Unraveling the Cosmos: Uncharted Territories:
Despite remarkable progress, discrepancies remain. We presently lack a robust theoretical understanding for the observed acceleration in the expansion of the universe. The mysteries of inflation, the everlasting expansion of the universe, and the potential collapse of the universe loom large.

Cosmology’s Vibrant Future:
Driven by an invigorating stream of observational findings and theoretical breakthroughs, cosmology stands as a vibrant and active domain.
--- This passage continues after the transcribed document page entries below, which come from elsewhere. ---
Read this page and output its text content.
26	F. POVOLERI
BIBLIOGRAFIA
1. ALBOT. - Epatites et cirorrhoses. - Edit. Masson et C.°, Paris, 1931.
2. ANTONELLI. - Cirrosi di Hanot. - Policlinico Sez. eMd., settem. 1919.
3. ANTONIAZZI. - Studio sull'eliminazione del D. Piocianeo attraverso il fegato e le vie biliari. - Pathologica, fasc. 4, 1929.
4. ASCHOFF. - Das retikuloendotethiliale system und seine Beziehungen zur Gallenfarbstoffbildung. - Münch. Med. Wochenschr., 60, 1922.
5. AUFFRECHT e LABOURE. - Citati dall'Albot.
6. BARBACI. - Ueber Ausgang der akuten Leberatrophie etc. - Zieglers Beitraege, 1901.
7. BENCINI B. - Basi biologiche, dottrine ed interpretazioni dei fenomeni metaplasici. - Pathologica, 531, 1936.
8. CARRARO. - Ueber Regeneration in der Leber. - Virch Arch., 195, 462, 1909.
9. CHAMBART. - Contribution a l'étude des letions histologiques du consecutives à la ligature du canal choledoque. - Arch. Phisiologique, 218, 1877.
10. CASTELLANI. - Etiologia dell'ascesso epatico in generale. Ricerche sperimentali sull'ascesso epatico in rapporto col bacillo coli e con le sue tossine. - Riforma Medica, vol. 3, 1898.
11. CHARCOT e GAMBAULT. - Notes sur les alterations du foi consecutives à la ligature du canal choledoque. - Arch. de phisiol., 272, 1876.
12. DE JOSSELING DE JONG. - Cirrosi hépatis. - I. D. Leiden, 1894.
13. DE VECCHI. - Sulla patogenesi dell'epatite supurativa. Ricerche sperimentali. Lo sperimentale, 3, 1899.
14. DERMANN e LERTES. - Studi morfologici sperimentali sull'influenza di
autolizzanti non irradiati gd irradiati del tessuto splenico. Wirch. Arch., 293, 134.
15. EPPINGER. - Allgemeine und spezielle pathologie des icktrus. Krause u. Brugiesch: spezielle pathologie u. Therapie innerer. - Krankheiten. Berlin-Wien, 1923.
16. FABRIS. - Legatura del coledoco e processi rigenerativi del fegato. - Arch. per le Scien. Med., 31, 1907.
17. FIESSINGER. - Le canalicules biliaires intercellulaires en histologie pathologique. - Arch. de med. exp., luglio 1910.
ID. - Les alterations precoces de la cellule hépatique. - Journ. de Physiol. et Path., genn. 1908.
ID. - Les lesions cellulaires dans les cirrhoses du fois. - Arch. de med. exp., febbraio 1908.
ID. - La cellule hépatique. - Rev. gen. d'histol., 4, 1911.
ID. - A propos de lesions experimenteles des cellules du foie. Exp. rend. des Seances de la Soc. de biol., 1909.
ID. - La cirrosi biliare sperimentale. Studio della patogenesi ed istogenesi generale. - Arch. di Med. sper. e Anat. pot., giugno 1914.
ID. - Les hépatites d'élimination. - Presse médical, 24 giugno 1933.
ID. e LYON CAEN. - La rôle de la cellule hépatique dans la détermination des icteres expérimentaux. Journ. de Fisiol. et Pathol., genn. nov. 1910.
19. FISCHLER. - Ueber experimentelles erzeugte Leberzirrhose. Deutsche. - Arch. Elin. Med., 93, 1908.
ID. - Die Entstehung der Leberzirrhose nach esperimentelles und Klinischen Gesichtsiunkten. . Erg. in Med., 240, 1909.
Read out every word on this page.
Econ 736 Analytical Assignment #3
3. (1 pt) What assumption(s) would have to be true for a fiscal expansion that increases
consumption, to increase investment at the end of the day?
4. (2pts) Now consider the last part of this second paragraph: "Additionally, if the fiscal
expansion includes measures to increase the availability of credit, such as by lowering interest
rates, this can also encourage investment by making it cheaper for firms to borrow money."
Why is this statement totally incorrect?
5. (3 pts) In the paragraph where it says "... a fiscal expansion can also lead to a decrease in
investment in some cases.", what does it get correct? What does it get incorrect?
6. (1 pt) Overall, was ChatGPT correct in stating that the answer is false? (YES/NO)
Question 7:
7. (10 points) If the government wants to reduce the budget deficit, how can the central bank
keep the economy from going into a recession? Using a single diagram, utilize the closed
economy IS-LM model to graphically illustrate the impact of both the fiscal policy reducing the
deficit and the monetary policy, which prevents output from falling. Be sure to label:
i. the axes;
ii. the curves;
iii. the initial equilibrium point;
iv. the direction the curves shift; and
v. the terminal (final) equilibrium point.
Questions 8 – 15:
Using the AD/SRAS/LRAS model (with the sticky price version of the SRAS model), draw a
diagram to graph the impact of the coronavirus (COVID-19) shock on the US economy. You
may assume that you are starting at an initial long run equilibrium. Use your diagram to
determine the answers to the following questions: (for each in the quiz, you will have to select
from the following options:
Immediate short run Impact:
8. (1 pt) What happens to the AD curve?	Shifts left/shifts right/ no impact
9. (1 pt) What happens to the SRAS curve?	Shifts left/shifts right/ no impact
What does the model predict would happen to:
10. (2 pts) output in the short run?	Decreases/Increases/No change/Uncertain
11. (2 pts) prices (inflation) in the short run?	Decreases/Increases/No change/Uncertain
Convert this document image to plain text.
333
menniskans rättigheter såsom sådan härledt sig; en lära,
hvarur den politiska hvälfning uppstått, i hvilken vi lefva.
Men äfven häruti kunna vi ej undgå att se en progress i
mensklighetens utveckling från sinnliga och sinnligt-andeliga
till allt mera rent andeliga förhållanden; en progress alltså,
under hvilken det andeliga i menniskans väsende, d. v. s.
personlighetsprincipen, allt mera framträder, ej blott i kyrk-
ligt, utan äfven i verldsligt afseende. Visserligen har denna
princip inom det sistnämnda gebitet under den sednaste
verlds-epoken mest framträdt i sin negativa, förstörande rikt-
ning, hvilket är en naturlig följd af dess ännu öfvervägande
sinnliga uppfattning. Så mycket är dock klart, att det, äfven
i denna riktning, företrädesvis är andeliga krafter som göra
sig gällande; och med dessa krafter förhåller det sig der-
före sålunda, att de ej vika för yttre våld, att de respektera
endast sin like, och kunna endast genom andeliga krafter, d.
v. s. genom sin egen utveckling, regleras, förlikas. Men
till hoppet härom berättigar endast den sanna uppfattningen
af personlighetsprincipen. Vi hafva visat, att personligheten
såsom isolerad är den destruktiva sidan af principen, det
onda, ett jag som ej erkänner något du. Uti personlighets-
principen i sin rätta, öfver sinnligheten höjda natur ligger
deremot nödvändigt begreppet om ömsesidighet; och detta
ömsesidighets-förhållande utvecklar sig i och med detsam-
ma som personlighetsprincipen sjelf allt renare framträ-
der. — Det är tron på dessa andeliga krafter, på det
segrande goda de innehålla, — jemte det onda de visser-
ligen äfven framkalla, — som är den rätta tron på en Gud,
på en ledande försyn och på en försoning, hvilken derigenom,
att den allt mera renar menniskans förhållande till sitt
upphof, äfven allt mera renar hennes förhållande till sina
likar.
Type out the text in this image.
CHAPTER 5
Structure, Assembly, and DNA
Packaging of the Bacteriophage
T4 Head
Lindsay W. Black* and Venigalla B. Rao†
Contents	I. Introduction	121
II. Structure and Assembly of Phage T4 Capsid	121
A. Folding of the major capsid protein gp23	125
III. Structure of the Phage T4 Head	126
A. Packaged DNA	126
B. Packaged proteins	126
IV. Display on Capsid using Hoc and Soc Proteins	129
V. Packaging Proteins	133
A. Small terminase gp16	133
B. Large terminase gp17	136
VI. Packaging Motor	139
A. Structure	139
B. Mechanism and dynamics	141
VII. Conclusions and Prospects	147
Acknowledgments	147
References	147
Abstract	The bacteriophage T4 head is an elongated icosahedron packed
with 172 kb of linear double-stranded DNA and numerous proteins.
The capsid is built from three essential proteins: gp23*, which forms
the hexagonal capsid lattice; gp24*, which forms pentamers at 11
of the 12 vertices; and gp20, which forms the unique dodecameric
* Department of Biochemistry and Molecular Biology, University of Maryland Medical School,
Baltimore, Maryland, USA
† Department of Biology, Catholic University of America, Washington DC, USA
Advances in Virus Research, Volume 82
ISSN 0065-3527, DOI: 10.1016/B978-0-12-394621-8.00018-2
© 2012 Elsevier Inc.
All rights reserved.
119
Standing at the brink of unraveling the fundamental inquiries of existence, cosmology beckons us to explore the essence of our cosmic origins and the nature of our place within it.

Thank You and Farewell:
Stephen Hawking expresses his gratitude to the audience for listening to his lecture.

Future Opportunities:
The conference will not include a Q&A session, but attendees can find answers to their questions in Hawking’s books. The University of Geneva will host another major conference on its 450th anniversary in October.

Einstein’s Quote:
The conference concludes with a quote from Albert Einstein: “What is incomprehensible is that the world is comprehensible.”